「入庫」と「仕入」のズレを解消する。
経営を加速させるサプライチェーン管理術

🗓️公開日:2026/06/04 🙋トッツゴー推進グループ

サプライチェン請求管理術

※この記事は約7分で読めます。

1. 入庫した「モノ」は、正しく「カネ」として計上されているか?

サプライチェーンを運営する企業にとって、在庫は「資産」であると同時に形を変えた「現金」そのものです。

しかし、多くの経理現場では倉庫に届いた「入庫データ」と取引先から届く「請求書」、
そして帳簿上の「仕入高」という三者が複雑に絡み合いしばしば食い違います。
このズレを放置することは、暗闇で車の運転をするようなものです。

経理が行う「突合(照合)」とは、単に入力ミスを探す作業ではありません。
現場の「モノの動き」を正確に「カネ」に翻訳し、経営の視界をクリアにする非常に重要な役割なのです。

2. なぜ「帳簿」と「現場」はズレるのか?

買掛管理(仕入管理)において不一致を引き起こす最大の要因は、
現場の「入庫」と経理の「仕入(計上)」の間に発生するタイムラグと例外処理です。

  • 入庫と計上の時差:
    月末に倉庫へ入庫したが、請求書が届くのは翌月。
    この間、正確な債務額が確定せず、原価が浮いた状態になってしまう。
  • 複雑な赤伝・リベート:
    入庫後に発覚した不良品の返品や、後出しの単価修正。
    これらが「入庫データ」に正しく反映されないまま請求が来ると、膨大な「原因調査」が発生します。

実際、ある企業では特定仕入先の入庫データと請求書の突合(照合)だけに、毎月3〜4日間を費やしていました。

3. 1件2時間の苦行を「数分」に変えるインパクト

経営が求めているのは「1ヶ月前の記録」ではなく、次にどう動くべきかを決めるための「今の確信」です。

トッツゴーを導入した現場では、「入庫データと請求明細の自動マッチング」によって、驚くべき変化が報告されています。

  • 作業時間の劇的圧縮:
    1件あたり2時間かかっていた突合(照合)作業が、わずか数分にまで短縮(株式会社サンエイ様事例)。
  • 属人化の解消:
    6人がかりで行っていた業務を、実質2.5人で回せる体制へ。
    入社半年の新卒社員が1人で完結できるようになった事例もあります(株式会社落合様事例)。

「人間が目視で入庫伝票をめくる」のをやめ、「システムが自動で入庫と請求を紐付ける」のを待つ。
この転換が、経理を単純作業から解放します。

4. トッツゴーが実現する「確信」の経営管理

トッツゴーは、日々バラバラに届く請求書を即座にデータ化し、自社システムの入庫データと自動で突合(照合)します。

  • 異常値の早期発見:
    「入庫していないのに請求が来ている」「単価が入庫時と違う」といった差異を、締め日を待たずに特定。
  • 正確なキャッシュフロー予測:
    未入庫明細や未請求明細が可視化されるため、資金繰りの精度が上がります。
  • 履歴の自動管理:
    前月からの「入庫済み・未請求」といった繰越データもシステムが保持するため、Excelでの二重管理が不要になります。
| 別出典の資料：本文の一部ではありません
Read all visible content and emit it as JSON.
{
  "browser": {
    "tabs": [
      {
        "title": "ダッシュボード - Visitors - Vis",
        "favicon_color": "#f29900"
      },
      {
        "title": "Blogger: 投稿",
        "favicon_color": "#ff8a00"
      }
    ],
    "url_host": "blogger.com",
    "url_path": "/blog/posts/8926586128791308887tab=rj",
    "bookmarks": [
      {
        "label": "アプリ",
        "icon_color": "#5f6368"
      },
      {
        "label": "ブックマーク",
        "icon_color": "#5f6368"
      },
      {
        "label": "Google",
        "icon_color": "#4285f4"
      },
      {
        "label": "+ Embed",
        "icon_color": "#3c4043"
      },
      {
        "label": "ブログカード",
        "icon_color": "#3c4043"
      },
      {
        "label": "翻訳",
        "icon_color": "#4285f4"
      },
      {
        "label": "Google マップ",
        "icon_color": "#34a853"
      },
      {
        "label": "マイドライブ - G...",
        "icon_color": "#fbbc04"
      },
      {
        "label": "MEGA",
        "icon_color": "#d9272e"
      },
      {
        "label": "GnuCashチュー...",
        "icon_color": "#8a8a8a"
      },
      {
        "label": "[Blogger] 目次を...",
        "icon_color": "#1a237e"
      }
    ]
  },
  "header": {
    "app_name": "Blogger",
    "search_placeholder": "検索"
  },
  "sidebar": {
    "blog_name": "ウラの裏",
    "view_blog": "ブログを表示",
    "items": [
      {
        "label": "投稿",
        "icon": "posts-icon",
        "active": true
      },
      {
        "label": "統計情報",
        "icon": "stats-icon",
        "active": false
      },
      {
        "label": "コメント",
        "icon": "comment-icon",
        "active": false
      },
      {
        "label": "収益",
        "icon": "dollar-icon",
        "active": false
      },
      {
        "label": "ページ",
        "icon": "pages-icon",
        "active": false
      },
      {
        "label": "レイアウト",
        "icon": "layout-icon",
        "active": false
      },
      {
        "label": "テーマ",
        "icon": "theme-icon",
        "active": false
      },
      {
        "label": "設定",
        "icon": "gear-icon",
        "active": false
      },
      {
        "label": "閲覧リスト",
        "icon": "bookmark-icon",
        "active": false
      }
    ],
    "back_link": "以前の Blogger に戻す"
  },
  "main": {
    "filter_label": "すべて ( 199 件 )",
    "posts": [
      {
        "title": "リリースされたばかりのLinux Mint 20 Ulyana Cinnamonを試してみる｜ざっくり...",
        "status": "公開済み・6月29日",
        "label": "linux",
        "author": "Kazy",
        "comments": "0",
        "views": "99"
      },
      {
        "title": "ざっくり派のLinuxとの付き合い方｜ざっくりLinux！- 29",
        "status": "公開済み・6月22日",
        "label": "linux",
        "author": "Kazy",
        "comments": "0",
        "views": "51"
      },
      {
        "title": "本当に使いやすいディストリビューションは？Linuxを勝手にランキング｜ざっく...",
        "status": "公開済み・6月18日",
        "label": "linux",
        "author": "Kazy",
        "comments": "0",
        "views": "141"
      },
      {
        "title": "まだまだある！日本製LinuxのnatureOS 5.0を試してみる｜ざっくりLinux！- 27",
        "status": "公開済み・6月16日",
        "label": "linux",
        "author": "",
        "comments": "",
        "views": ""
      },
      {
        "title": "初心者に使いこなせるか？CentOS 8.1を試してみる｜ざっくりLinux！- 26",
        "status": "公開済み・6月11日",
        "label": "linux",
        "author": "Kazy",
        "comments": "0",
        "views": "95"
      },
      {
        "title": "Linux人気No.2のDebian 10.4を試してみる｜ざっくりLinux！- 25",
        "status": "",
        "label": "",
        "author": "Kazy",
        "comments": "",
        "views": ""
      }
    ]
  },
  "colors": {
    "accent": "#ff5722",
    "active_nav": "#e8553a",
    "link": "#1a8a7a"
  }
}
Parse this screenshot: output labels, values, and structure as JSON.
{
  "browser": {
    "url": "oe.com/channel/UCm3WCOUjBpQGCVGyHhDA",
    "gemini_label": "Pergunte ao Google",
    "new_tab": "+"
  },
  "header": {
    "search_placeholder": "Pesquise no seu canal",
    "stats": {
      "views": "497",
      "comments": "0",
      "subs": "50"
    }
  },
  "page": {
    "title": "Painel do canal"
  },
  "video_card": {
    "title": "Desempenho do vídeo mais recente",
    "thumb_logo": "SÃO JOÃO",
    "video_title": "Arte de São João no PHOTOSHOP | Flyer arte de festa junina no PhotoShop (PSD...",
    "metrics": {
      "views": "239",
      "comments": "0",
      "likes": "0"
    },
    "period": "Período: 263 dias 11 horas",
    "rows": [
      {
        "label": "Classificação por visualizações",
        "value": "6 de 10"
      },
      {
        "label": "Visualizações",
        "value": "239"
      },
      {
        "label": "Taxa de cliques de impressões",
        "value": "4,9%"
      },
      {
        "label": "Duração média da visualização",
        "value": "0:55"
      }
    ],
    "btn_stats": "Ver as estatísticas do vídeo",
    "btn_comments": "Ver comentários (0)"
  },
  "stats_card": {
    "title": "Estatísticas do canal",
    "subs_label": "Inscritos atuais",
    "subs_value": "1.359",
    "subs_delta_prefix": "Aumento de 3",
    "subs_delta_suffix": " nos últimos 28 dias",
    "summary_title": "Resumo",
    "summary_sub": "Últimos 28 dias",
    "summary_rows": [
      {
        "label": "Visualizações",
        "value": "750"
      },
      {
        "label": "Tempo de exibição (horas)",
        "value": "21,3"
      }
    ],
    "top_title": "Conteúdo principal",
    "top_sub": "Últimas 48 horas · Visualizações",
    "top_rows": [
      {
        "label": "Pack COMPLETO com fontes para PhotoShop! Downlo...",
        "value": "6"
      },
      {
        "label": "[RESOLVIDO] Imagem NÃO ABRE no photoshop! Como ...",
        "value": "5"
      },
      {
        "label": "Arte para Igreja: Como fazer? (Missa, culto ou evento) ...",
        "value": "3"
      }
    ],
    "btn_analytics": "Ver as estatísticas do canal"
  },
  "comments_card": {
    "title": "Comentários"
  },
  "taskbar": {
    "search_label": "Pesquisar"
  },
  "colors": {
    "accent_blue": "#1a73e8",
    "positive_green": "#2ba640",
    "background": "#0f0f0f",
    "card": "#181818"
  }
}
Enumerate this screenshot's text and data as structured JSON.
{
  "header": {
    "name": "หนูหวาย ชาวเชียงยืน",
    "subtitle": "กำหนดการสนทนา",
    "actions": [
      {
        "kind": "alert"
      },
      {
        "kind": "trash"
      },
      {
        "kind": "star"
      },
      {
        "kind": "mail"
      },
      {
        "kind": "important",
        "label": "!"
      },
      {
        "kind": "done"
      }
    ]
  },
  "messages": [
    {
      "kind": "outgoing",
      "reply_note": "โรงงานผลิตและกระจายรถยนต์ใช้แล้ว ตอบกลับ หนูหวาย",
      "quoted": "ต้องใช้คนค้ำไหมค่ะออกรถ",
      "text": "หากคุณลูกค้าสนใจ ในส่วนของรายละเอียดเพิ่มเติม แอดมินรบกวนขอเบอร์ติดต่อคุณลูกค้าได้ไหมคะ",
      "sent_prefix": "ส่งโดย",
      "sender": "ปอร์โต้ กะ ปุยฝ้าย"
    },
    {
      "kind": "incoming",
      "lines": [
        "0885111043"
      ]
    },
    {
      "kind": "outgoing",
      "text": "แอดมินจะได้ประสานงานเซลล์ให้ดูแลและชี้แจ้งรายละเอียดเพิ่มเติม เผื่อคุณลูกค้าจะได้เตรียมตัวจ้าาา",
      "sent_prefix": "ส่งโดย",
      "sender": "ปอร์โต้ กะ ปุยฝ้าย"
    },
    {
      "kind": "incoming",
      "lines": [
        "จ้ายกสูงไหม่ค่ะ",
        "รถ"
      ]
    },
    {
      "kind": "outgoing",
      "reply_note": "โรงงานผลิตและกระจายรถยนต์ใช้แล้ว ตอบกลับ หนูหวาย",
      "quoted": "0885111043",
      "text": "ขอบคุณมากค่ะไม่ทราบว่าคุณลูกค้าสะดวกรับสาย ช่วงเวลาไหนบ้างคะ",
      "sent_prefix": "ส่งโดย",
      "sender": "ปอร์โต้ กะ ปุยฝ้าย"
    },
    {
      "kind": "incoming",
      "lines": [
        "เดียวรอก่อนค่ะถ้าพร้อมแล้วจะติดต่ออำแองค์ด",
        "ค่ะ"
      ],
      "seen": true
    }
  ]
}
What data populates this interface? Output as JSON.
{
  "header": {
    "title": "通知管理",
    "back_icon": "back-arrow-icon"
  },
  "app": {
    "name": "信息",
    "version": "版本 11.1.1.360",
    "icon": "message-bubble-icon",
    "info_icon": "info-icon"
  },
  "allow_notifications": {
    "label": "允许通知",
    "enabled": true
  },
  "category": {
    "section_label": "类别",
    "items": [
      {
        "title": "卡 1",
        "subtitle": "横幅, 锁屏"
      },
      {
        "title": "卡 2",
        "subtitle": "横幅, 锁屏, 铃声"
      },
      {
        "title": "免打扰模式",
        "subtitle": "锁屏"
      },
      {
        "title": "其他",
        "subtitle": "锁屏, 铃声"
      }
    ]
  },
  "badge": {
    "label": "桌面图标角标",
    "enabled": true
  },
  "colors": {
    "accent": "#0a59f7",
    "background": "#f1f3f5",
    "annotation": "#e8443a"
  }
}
5. まとめ:経理を「過去の集計者」から「経営の羅針盤」へ

サプライチェーン経理の真価は、単に数字を合わせることではなく、
「入庫と仕入の不一致をなくし、正確な利益を経営に提示すること」にあります。

突合(照合)という重労働から解放されれば、
経理は「なぜこのコストが高いのか」「どうすればキャッシュフローが改善するか」という、
より高度な分析に時間を割けるようになります。